Des documents et des objets ramenés de Ravensbrück sont également exposés. Certains, présentés pour la première fois, traduisent les conditions extrêmes dans lesquelles vivent ou survivent les déportées. Ainsi, les esquisses réalisées par Yvonne Baratte quelques jours avant son décès à Ravensbrück font revivre les visages de ses camarades de déportation et laissent entrevoir la dureté des travaux au camp. De même, les menus objets rapportés de déportation par Ariane Kohn sont les témoins précieux de son quotidien : une minuscule écuelle, une cuillère en bois gravée au dos d’une croix de Lorraine, des épingles à cheveux en fil de fer, un peigne de fortune, un mouchoir récupéré dans la poche d’un manteau attribué lors de l’évacuation du camp.

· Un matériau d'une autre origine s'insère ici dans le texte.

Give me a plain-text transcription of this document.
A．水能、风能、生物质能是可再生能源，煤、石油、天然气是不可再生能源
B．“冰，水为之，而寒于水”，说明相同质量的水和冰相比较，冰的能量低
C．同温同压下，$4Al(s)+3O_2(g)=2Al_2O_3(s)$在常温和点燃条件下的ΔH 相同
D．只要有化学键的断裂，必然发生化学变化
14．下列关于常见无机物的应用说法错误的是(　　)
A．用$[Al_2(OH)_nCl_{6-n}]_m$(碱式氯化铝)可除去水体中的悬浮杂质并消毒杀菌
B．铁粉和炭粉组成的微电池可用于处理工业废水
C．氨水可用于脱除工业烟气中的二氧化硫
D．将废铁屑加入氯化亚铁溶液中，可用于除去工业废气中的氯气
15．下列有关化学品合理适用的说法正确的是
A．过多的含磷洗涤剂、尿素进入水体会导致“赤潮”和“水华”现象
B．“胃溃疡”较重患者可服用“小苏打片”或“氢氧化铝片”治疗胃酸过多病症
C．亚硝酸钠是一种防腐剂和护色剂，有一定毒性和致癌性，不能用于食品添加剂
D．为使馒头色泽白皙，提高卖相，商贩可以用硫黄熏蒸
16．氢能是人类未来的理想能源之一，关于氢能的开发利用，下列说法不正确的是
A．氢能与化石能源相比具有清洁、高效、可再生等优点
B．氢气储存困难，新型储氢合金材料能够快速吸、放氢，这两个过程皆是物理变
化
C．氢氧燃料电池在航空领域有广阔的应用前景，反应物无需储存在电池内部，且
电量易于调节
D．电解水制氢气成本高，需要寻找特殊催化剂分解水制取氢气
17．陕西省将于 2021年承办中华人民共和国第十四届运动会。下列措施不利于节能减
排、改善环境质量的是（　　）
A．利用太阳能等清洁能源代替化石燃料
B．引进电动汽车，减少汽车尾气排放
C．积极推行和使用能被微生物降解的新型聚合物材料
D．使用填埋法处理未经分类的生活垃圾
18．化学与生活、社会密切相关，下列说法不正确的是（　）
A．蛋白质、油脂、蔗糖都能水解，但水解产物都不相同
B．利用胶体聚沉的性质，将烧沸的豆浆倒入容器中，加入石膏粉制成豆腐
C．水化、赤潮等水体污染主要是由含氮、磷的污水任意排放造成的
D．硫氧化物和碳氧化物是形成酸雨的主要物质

Enfin, une partie des documents exposés témoigne du progressif retour à la vie des femmes revenues de Ravensbrück et des liens d’amitié durables tissés en déportation. Un carnet tenu par Janine Carlotti narre par exemple son quotidien lors des derniers jours de fonctionnement du camp, sa libération par les troupes soviétiques et son lent rétablissement physique et psychique au cours des mois suivants. Est également exposé un livre d’or offert à Noëlla Rouget par ses compagnes lors de son départ du chalet de la Gumfluh, maison de convalescence fondée par l’Association nationale des anciennes déportées et internées de la Résistance [ADIR] dès l’automne 1945. Il s’ouvre avec quelques mots éloquents de Geneviève de Gaulle, évoquant Ravensbrück comme un événement à la fois traumatique et fondateur : « Avec ma profonde amitié chère Noëlla, celle qui est née à Ravensbrück pendant nos méditations en commun et notre mois de Marie le soir derrière le block 27. « 

“Livre d’or remis à Noëlla Rouget en novembre 1945 par ses camarades de déportation à la fin de leur convalescence collective à Château d’OEx, en Suisse” (Archives nationales, fonds Noëlla Rouget, 72AJ/NC_Privés/45)

 

 

 

 

 

 

 

 

 

 

 

Après la présentation de l’exposition, une visite guidée des bâtiments a été proposée aux participants par Lucile Chartain. Les alumni qui avaient participé à la visite du site en 2022 ont, quant à eux, pu découvrir, en fac similé, la mini exposition consacrée à la loi d’abolition de la peine de mort dans le cadre du cycle « Les Essentiels » (cf. https://www.archives-nationales.culture.gouv.fr/abolition-de-la-peine-de-mort).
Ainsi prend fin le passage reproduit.